'Useless' TSA scanners provided endless fodder for employees, former agent alleges
The Transportation Security Agency was aware that, before they were even introduced, the full-body scanners used at airport security checkpoints were flawed, according to a former TSA agent who alleges employees regularly peered and laughed at travelers.
Jason Edward Harrington, who spent years for the TSA as he studied for a creative writing degree, wrote a long piece in Politico detailing the ineptitude and casual jokes that often came at the expense of the agency's own inability to prevent an airplane hijacking.
The TSA decided to begin using full-body scanners in 2010, after an Al-Qaeda extremist tried to ignite a bomb in his underwear on a Christmas Day 2009 flight from Amsterdam to Detroit. The reaction was overwhelming and immediate, with civil liberties advocates asserting that a potential traveler would unnecessarily expose themselves to TSA agents, and that the radiation from the machines was dangerous.
Despite controversy, the agency pressed on an eventually doled out between $130,000 and $170,000 for each of the hundreds of machines in an effort to ramp up security at airports across the country.

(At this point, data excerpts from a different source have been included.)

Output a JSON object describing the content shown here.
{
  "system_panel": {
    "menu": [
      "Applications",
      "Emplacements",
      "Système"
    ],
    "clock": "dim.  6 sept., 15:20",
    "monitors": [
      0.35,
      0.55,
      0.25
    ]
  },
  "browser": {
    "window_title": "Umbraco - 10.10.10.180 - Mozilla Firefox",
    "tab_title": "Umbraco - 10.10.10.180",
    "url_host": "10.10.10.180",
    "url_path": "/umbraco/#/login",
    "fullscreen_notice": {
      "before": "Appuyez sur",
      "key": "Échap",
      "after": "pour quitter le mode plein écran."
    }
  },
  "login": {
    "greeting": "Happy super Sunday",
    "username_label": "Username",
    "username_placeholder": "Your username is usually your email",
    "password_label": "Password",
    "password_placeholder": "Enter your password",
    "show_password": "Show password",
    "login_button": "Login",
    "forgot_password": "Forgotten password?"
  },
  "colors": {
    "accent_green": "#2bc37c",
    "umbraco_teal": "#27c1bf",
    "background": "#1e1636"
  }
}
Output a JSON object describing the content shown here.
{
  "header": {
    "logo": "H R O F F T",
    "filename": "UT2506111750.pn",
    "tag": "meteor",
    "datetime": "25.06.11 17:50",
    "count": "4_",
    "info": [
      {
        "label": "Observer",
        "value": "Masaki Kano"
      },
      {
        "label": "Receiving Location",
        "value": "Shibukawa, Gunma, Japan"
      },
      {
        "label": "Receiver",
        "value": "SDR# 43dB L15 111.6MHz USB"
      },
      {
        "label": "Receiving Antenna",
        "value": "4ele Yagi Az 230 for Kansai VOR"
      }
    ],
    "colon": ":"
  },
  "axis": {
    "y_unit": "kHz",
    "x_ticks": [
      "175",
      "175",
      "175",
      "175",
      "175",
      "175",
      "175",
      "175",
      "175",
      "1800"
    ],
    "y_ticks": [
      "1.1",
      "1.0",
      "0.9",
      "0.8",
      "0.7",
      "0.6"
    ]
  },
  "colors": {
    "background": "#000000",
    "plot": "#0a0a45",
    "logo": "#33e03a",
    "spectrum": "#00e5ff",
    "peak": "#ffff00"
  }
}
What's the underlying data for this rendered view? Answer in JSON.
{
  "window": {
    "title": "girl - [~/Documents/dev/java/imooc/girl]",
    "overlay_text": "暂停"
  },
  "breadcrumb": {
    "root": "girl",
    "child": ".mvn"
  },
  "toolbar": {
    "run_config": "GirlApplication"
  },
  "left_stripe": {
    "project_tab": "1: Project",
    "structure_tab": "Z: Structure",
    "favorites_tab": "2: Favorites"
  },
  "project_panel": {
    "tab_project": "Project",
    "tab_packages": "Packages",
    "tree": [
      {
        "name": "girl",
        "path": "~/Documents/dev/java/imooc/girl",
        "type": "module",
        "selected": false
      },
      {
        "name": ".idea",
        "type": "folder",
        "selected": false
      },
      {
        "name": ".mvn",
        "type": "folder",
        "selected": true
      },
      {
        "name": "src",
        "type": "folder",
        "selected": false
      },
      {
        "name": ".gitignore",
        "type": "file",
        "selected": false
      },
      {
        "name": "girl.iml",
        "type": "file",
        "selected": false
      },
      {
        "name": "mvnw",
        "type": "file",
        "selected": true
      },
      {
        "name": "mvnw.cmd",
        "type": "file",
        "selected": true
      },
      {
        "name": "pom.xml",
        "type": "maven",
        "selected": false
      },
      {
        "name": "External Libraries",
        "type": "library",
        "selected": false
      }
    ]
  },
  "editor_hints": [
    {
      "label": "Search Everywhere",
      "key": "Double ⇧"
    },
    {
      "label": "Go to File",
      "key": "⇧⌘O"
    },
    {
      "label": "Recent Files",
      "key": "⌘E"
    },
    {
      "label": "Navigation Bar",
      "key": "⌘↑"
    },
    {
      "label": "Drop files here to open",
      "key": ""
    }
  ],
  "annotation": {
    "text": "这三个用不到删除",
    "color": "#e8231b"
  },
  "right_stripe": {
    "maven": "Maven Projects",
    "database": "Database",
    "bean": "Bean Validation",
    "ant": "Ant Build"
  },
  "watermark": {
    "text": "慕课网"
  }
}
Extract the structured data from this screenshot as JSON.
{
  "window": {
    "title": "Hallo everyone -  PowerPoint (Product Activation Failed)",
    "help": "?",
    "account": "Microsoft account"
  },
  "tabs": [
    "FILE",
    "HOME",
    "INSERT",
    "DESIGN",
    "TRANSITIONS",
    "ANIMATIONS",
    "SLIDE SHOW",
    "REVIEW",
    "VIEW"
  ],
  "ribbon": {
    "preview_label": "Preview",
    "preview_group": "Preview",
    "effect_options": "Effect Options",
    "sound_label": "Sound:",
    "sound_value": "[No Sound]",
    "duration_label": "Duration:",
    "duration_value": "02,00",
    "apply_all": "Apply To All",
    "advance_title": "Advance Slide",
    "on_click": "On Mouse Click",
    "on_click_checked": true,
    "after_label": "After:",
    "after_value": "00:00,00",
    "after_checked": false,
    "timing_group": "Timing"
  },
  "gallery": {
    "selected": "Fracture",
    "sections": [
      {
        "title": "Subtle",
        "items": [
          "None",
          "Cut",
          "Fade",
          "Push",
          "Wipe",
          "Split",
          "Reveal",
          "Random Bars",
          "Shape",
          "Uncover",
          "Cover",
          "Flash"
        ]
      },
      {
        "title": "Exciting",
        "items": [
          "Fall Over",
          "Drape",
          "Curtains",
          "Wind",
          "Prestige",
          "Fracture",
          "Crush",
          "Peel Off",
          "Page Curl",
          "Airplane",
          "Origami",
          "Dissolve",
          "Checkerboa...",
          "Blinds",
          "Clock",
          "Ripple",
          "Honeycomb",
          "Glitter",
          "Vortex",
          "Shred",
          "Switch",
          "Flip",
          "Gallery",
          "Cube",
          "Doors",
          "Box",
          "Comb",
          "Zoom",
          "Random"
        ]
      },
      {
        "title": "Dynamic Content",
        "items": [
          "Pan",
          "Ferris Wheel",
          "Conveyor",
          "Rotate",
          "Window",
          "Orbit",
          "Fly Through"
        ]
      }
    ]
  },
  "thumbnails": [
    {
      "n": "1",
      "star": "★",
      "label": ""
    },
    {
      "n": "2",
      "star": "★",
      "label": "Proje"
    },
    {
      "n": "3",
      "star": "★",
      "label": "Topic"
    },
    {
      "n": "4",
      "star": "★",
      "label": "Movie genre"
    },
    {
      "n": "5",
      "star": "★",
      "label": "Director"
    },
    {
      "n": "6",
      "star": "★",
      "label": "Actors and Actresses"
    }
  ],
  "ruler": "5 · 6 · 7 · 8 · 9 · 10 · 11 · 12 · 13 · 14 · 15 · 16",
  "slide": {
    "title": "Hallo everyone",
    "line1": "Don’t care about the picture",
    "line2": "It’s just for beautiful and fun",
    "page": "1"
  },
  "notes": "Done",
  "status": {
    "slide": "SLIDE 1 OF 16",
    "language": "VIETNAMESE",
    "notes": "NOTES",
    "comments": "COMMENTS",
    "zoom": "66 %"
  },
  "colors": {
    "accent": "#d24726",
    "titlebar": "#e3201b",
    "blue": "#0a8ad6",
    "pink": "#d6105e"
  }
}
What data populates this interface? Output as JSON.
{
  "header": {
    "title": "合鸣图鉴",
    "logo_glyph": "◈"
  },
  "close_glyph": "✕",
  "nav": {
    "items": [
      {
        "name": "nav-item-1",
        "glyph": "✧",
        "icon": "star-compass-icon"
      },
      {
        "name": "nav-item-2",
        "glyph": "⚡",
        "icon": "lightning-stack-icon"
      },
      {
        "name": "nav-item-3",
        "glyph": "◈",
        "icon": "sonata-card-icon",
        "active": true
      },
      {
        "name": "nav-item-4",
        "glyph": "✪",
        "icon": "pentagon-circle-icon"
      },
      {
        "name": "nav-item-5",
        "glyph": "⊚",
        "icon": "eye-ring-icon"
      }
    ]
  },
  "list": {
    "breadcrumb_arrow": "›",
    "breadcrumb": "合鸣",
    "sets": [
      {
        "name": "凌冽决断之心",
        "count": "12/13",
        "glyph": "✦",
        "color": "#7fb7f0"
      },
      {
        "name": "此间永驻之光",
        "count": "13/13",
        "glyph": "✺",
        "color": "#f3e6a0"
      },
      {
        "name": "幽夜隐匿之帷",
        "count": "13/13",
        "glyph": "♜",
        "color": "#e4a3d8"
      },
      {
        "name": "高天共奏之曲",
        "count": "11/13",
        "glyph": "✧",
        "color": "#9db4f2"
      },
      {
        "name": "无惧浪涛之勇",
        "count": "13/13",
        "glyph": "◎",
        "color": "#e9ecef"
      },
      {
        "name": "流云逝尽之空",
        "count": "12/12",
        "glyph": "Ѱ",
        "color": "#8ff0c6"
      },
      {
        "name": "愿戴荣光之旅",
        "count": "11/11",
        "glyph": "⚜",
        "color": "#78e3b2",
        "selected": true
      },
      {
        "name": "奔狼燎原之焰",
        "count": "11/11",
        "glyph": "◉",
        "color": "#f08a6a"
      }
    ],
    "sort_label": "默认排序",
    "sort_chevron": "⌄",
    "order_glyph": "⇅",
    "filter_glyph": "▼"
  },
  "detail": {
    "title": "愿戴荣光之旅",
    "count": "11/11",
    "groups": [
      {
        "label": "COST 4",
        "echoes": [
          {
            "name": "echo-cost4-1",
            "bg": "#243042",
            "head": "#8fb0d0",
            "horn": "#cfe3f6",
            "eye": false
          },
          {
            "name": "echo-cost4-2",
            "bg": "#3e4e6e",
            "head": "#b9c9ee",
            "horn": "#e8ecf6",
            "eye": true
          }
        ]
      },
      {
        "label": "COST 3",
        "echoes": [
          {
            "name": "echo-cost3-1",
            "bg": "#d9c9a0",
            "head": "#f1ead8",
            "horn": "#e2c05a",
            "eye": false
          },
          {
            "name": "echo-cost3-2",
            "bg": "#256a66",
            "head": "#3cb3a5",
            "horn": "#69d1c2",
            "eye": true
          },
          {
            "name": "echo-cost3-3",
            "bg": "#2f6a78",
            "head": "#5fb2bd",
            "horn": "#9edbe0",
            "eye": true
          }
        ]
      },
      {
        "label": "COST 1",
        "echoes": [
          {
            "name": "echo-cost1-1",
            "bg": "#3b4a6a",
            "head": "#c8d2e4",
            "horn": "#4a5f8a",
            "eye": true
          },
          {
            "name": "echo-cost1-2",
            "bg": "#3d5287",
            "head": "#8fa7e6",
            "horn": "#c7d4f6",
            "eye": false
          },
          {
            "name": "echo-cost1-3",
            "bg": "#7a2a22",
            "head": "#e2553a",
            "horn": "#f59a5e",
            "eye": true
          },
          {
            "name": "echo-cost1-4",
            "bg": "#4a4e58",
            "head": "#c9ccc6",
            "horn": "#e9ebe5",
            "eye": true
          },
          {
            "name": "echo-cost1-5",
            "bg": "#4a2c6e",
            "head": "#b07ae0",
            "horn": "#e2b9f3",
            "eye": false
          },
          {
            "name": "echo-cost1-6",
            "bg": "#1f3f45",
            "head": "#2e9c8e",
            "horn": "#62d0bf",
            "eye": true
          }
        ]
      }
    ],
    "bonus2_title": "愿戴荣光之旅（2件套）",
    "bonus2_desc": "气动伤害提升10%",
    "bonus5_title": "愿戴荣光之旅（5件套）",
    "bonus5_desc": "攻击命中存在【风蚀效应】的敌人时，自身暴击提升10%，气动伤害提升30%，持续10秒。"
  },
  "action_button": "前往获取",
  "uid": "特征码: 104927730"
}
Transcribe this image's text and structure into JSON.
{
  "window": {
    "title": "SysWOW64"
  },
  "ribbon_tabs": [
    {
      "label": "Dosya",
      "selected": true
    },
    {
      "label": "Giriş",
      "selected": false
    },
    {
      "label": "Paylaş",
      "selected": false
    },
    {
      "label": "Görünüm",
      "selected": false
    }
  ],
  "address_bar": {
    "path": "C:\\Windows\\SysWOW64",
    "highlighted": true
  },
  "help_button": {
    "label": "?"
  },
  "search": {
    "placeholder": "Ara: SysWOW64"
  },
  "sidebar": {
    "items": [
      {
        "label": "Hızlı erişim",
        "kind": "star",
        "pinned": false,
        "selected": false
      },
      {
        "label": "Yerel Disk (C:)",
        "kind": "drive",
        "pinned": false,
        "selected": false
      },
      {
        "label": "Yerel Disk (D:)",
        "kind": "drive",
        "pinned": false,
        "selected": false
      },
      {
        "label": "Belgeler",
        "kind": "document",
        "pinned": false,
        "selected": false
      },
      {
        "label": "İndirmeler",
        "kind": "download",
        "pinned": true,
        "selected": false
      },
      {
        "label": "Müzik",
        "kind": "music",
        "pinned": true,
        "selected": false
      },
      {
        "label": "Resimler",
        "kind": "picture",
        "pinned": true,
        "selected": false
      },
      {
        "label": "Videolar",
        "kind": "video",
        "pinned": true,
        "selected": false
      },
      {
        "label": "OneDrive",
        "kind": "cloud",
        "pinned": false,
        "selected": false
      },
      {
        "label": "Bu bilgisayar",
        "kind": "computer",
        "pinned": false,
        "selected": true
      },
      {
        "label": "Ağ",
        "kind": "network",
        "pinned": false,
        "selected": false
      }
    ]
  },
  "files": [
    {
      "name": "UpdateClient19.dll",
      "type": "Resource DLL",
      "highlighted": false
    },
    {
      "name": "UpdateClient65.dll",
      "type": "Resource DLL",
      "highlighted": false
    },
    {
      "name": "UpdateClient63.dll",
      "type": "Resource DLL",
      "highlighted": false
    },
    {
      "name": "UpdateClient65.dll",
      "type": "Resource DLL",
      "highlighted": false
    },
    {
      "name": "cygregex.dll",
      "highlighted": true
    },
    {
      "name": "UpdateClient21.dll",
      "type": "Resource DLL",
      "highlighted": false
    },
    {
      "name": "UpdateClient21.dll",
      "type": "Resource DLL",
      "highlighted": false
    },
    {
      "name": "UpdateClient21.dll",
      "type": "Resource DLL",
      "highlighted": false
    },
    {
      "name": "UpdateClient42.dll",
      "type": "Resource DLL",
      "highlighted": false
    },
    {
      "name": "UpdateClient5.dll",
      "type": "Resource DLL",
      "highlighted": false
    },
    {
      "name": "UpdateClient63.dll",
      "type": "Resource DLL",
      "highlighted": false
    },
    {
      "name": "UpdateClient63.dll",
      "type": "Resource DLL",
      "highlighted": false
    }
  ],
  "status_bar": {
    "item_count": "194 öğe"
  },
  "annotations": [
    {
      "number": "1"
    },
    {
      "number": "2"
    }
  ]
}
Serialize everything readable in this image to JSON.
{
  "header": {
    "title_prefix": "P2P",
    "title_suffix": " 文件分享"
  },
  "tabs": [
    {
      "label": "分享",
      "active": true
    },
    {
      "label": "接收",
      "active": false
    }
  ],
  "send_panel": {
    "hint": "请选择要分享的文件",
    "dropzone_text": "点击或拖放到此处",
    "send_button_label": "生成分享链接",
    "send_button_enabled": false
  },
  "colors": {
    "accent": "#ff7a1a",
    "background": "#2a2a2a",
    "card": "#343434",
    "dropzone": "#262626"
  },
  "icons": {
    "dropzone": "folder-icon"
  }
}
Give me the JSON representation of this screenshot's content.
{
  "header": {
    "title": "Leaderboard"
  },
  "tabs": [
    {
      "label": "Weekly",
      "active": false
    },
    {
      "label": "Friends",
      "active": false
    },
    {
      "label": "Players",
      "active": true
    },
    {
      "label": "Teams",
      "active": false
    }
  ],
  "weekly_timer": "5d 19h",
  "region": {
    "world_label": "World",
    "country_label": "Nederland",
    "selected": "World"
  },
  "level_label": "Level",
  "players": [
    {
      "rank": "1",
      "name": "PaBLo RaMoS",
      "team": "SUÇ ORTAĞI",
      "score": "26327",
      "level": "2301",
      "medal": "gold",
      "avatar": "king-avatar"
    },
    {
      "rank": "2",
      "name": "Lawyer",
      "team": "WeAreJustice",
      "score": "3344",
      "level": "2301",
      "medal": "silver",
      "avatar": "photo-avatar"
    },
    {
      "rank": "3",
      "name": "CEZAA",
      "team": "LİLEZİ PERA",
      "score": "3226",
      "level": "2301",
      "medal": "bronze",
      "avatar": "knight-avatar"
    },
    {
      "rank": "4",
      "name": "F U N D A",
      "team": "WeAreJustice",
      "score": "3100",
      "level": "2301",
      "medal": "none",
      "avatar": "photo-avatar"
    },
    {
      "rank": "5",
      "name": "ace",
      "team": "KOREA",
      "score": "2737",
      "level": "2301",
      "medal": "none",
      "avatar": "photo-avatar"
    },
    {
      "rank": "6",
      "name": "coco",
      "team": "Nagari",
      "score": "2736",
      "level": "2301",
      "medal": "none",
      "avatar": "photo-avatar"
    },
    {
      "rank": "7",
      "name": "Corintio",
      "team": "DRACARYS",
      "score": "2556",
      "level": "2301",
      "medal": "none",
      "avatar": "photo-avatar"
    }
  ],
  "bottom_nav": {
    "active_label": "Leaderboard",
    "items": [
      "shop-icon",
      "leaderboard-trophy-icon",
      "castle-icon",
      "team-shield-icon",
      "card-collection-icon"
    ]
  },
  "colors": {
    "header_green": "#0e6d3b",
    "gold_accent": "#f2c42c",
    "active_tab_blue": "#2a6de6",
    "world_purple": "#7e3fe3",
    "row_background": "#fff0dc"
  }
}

“We knew the full-body scanners didn't work before they were even installed,” Harrington wrote in the article published Thursday. He went on to describe how a trainer described the machines as “shit” and said that they could be subverted if a would-be hijacker simply wore metal on the side of their body.
“We quickly found out the trainer was not kidding,” he continued. “Officers discovered that the machines were good at detecting just about everything besides cleverly hidden explosives and guns. The only thing more absurd how how poorly the full-body scanners performed was the incredible amount of time the machines wasted for everyone.”
The problem evidently went uncorrected even after the public caught on. A blogger named Jonathan Corbett attracted millions of views to his YouTube page by proving its possible to simply place a gun sideways on one's leg to bring it through security undetected.
“Finally, the public had a hint of what my colleagues and I already knew,” he wrote. “The scanners were useless. The TSA was compelling toddlers, pregnant women, cancer survivors – everyone – to stand inside radiation machines that didn't work...behind closed doors, supervisors instructed us to begin patting down the sides of every fifth passenger as a clumsy workaround to the scanners' embarrassing vulnerability.”
Harrington is not the only TSA employee to complain about his time with the agency, with employee happiness ranked at or near the bottom of all government agencies polled in annual job satisfaction surveys. The full-body scanners made the day more cumbersome, Harrington noted, while the Image Operator (IO) room quickly turning into a place where bored employees could find a laugh.
“Just as the long-suffering American public waiting on those security lines suspected, jokes about the passengers ran rampant among my colleagues: Many of the images we gawked at were of overweight people, their every fold and dimple on full awful display,” he wrote.
“Piercings of every kind were visible...One of us in the IO room would occasionally identify a passenger as female, only to have the officers out on the checkpoint floor radio back that it was actually a man. All the old, crass stereotypes about race and genitalia size thrived on our secure government radio channels.”